Le rapport indique que cette région a continué de faire face à une crise de violence marquée par des disparitions forcées et des déplacements internes, principalement liés au contrôle territorial exercé par des groupes criminels dans la zone. Il affirme que, bien que le gouvernement de l’état ait renforcé la présence policière et militaire sous couvert de « pacification », les actions mises en œuvre n’ont pas permis d’enrayer complètement la violence, de garantir la sécurité et la justice pour les communautés touchées, ni de démanteler les structures criminelles. Au contraire, le document souligne « que les plaintes concernant les violations des droits humains, les omissions institutionnelles et le manque de coordination dans les enquêtes persistent, tandis que le discours officiel continue de maintenir un récit de “pacification” et de “zéro impunité” ».
Violence persistante : « cynisme institutionnel et violence latente »
Le rapport souligne qu’en 2025, les données officielles au Chiapas ont fait état d’une baisse significative des taux de criminalité et de certains types de violence. Les statistiques indiquent une réduction de 62,8 % par rapport à 2024, ainsi qu’une diminution de l’incidence des crimes portant atteinte aux biens, à la vie et aux autres droits protégés par la loi. Ces résultats ont été utilisés par le gouvernement de l’état pour étayer un discours de paix rétablie et d’État de droit renforcé. Dans son premier rapport, le gouverneur affirmait avoir rétabli la sécurité et la tranquillité tandis que le Secrétariat à la sécurité de l’état soulignait que le Chiapas figurait parmi les états du pays où le taux de criminalité grave était le plus faible.

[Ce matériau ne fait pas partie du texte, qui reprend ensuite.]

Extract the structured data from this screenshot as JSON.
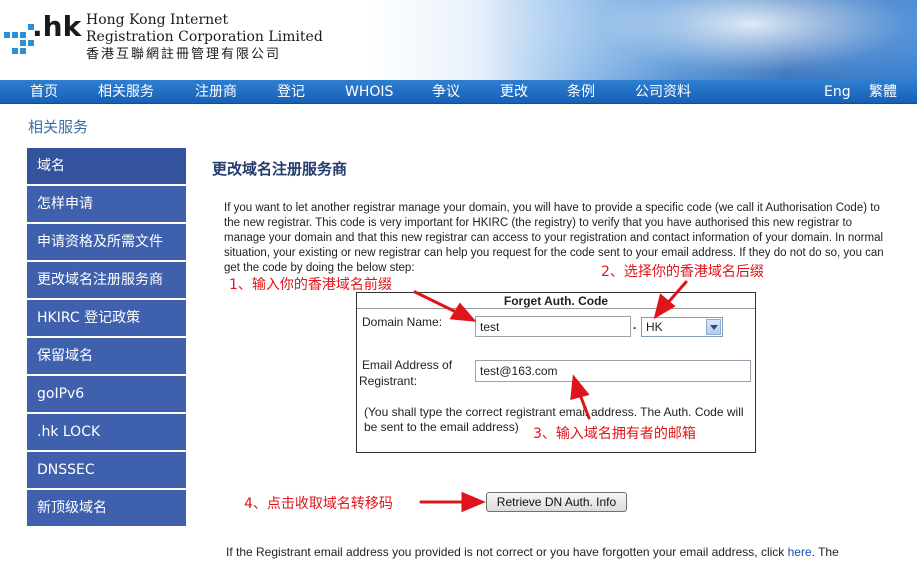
{
  "header": {
    "logo_text": ".hk",
    "org_en_line1": "Hong Kong Internet",
    "org_en_line2": "Registration Corporation Limited",
    "org_cn": "香港互聯網註冊管理有限公司"
  },
  "nav": {
    "items": [
      "首页",
      "相关服务",
      "注册商",
      "登记",
      "WHOIS",
      "争议",
      "更改",
      "条例",
      "公司资料"
    ],
    "lang_en": "Eng",
    "lang_tc": "繁體"
  },
  "section_title": "相关服务",
  "sidebar": {
    "items": [
      {
        "label": "域名"
      },
      {
        "label": "怎样申请"
      },
      {
        "label": "申请资格及所需文件"
      },
      {
        "label": "更改域名注册服务商"
      },
      {
        "label": "HKIRC 登记政策"
      },
      {
        "label": "保留域名"
      },
      {
        "label": "goIPv6"
      },
      {
        "label": ".hk LOCK"
      },
      {
        "label": "DNSSEC"
      },
      {
        "label": "新顶级域名"
      }
    ]
  },
  "main": {
    "title": "更改域名注册服务商",
    "intro": "If you want to let another registrar manage your domain, you will have to provide a specific code (we call it Authorisation Code) to the new registrar. This code is very important for HKIRC (the registry) to verify that you have authorised this new registrar to manage your domain and that this new registrar can access to your registration and contact information of your domain. In normal situation, your existing or new registrar can help you request for the code sent to your email address. If they do not do so, you can get the code by doing the below step:"
  },
  "form": {
    "title": "Forget Auth. Code",
    "domain_label": "Domain Name:",
    "domain_value": "test",
    "dot": ".",
    "suffix_selected": "HK",
    "email_label_line1": "Email Address of",
    "email_label_line2": "Registrant:",
    "email_value": "test@163.com",
    "note": "(You shall type the correct registrant email address. The Auth. Code will be sent to the email address)",
    "button_label": "Retrieve DN Auth. Info"
  },
  "annotations": {
    "a1": "1、输入你的香港域名前缀",
    "a2": "2、选择你的香港域名后缀",
    "a3": "3、输入域名拥有者的邮箱",
    "a4": "4、点击收取域名转移码"
  },
  "footer": {
    "text_before": "If the Registrant email address you provided is not correct or you have forgotten your email address, click ",
    "link": "here",
    "text_after": ". The"
  },
  "colors": {
    "nav_bg": "#1d68bf",
    "sidebar_bg": "#3f60ad",
    "annotation_red": "#e0141b",
    "section_title": "#3a6ea8"
  }
}
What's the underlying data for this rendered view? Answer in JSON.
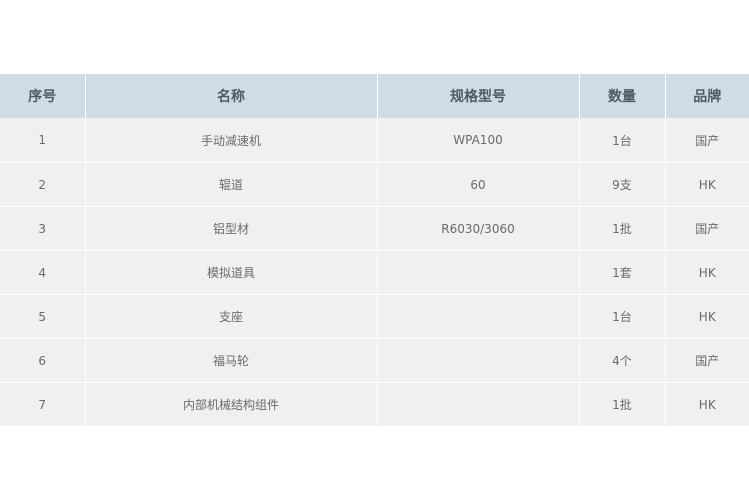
{
  "table": {
    "headers": [
      "序号",
      "名称",
      "规格型号",
      "数量",
      "品牌"
    ],
    "rows": [
      [
        "1",
        "手动减速机",
        "WPA100",
        "1台",
        "国产"
      ],
      [
        "2",
        "辊道",
        "60",
        "9支",
        "HK"
      ],
      [
        "3",
        "铝型材",
        "R6030/3060",
        "1批",
        "国产"
      ],
      [
        "4",
        "模拟道具",
        "",
        "1套",
        "HK"
      ],
      [
        "5",
        "支座",
        "",
        "1台",
        "HK"
      ],
      [
        "6",
        "福马轮",
        "",
        "4个",
        "国产"
      ],
      [
        "7",
        "内部机械结构组件",
        "",
        "1批",
        "HK"
      ]
    ]
  }
}
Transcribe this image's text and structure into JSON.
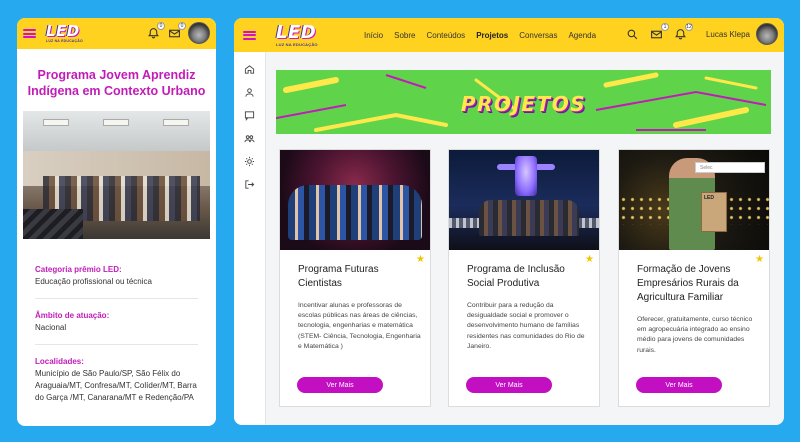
{
  "brand": {
    "logo": "LED",
    "logo_sub": "LUZ NA EDUCAÇÃO"
  },
  "mobile": {
    "badges": {
      "notifications": "0",
      "messages": "0"
    },
    "title": "Programa Jovem Aprendiz Indígena em Contexto Urbano",
    "info": [
      {
        "label": "Categoria prêmio LED:",
        "value": "Educação profissional ou técnica"
      },
      {
        "label": "Âmbito de atuação:",
        "value": "Nacional"
      },
      {
        "label": "Localidades:",
        "value": "Município de São Paulo/SP, São Félix do Araguaia/MT, Confresa/MT, Colíder/MT, Barra do Garça /MT, Canarana/MT e Redenção/PA"
      }
    ]
  },
  "desktop": {
    "nav": [
      "Início",
      "Sobre",
      "Conteúdos",
      "Projetos",
      "Conversas",
      "Agenda"
    ],
    "active_nav": "Projetos",
    "badges": {
      "messages": "1",
      "notifications": "12"
    },
    "user_name": "Lucas Klepa",
    "banner_title": "PROJETOS",
    "cards": [
      {
        "title": "Programa Futuras Cientistas",
        "description": "Incentivar alunas e professoras de escolas públicas nas áreas de ciências, tecnologia, engenharias e matemática (STEM- Ciência, Tecnologia, Engenharia e Matemática )",
        "button": "Ver Mais"
      },
      {
        "title": "Programa de Inclusão Social Produtiva",
        "description": "Contribuir para a redução da desigualdade social e promover o desenvolvimento humano de famílias residentes nas comunidades do Rio de Janeiro.",
        "button": "Ver Mais"
      },
      {
        "title": "Formação de Jovens Empresários Rurais da Agricultura Familiar",
        "description": "Oferecer, gratuitamente, curso técnico em agropecuária integrado ao ensino médio para jovens de comunidades rurais.",
        "button": "Ver Mais"
      }
    ],
    "dropdown_text": "Selec",
    "card_box_text": "LED"
  },
  "colors": {
    "accent": "#c30fc2",
    "header": "#ffd21f",
    "background": "#27a9ef",
    "banner": "#5fd44b"
  }
}
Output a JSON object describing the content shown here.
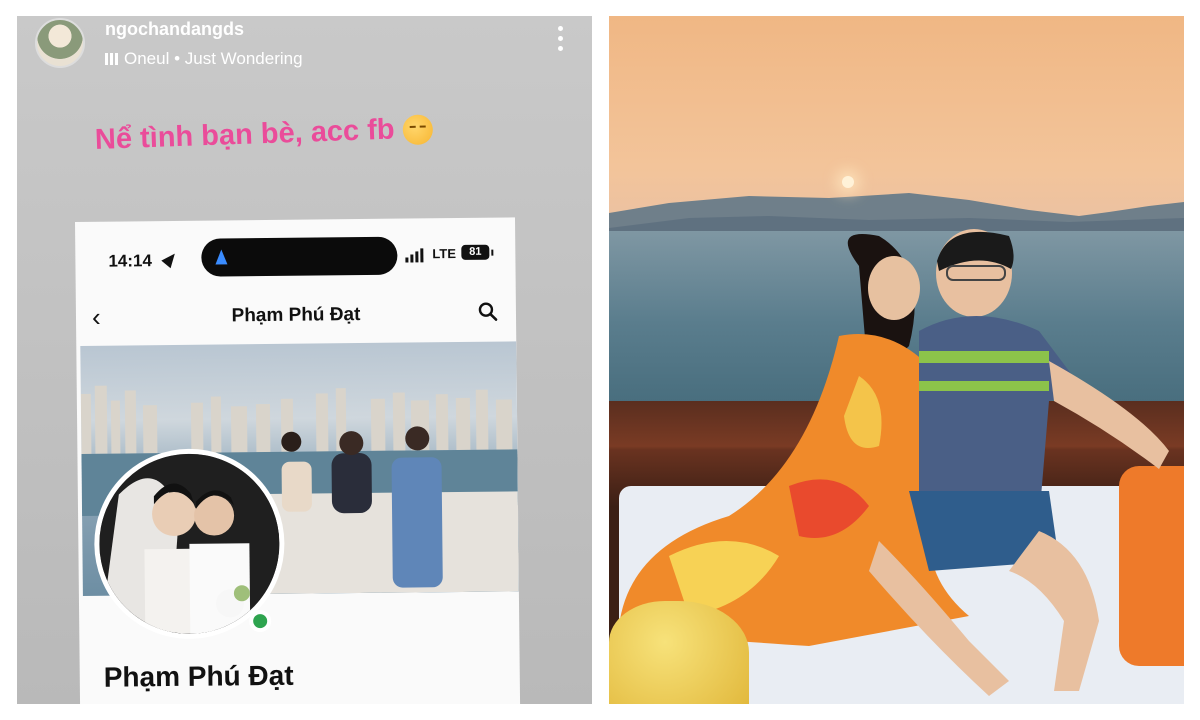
{
  "story": {
    "username": "ngochandangds",
    "music": "Oneul • Just Wondering",
    "caption": "Nể tình bạn bè, acc fb",
    "phone": {
      "status_time": "14:14",
      "network": "LTE",
      "battery": "81",
      "profile_title": "Phạm Phú Đạt",
      "profile_name": "Phạm Phú Đạt"
    }
  },
  "photo": {
    "scene": "Couple sitting on a boat at sunset"
  }
}
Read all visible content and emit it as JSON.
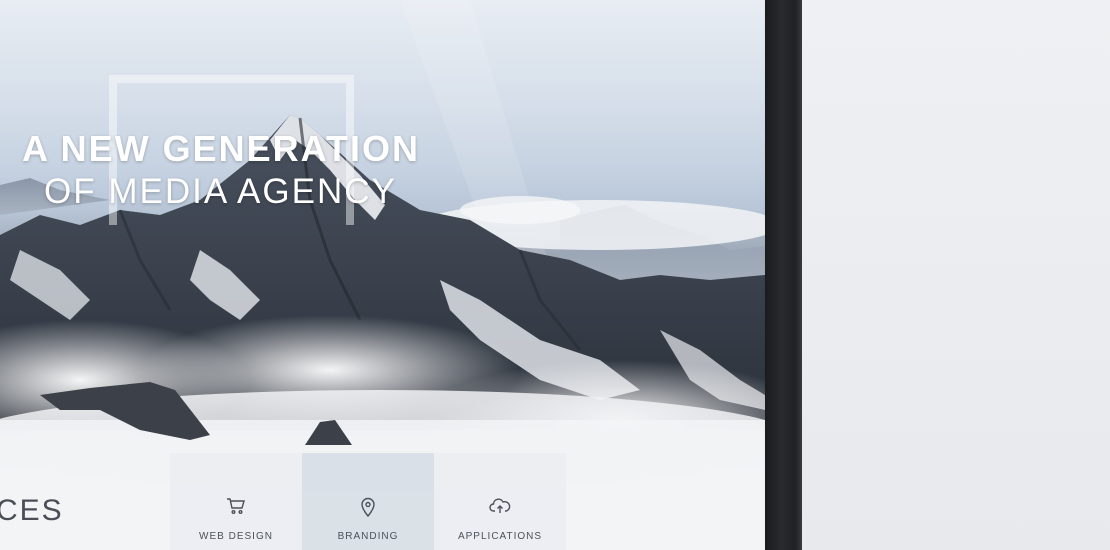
{
  "hero": {
    "title": "A NEW GENERATION",
    "subtitle": "OF MEDIA AGENCY"
  },
  "services": {
    "label": "CES",
    "tiles": [
      {
        "label": "WEB DESIGN",
        "icon": "cart-icon",
        "active": false
      },
      {
        "label": "BRANDING",
        "icon": "map-pin-icon",
        "active": true
      },
      {
        "label": "APPLICATIONS",
        "icon": "cloud-upload-icon",
        "active": false
      }
    ]
  },
  "colors": {
    "sky": "#c7d3e2",
    "bezel": "#1f2022",
    "background": "#eceef2",
    "tile": "#eaedf1",
    "tile_active": "#d8dee5",
    "text_dark": "#4b5159"
  }
}
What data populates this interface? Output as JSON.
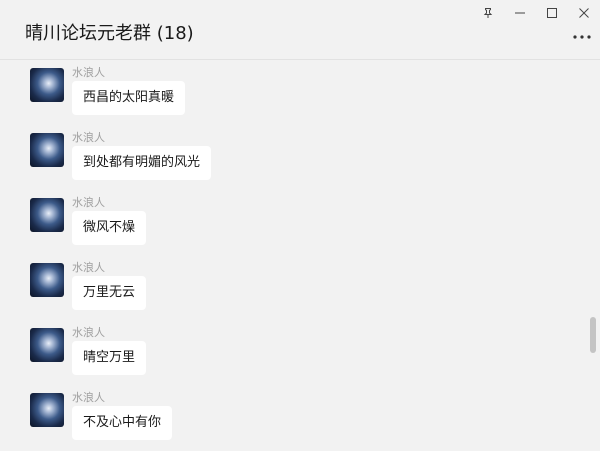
{
  "header": {
    "title": "晴川论坛元老群 (18)",
    "pin_icon": "pin-icon",
    "minimize_icon": "minimize-icon",
    "maximize_icon": "maximize-icon",
    "close_icon": "close-icon",
    "more_icon": "more-options-icon"
  },
  "messages": [
    {
      "sender": "水浪人",
      "text": "西昌的太阳真暖"
    },
    {
      "sender": "水浪人",
      "text": "到处都有明媚的风光"
    },
    {
      "sender": "水浪人",
      "text": "微风不燥"
    },
    {
      "sender": "水浪人",
      "text": "万里无云"
    },
    {
      "sender": "水浪人",
      "text": "晴空万里"
    },
    {
      "sender": "水浪人",
      "text": "不及心中有你"
    }
  ],
  "colors": {
    "background": "#f2f2f2",
    "bubble": "#ffffff",
    "sender_name": "#a0a0a0",
    "text": "#1a1a1a"
  }
}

Cependant, derrière ces chiffres, de graves formes de violence persistaient et n’étaient pas pleinement reflétées par les indicateurs officiels, indique le rapport. En 2025, des cimetières clandestins contenant des dizaines de corps ont été découverts, des centaines de personnes ont été déplacées de force et plus d’un millier d’entre elles ont disparu. Les plaintes contre les forces de sécurité et les critiques des familles des victimes se sont poursuivies, ces dernières pointant du doigt la dissimulation institutionnelle, l’absence d’enquêtes sérieuses et le manque d’efforts de recherche efficaces.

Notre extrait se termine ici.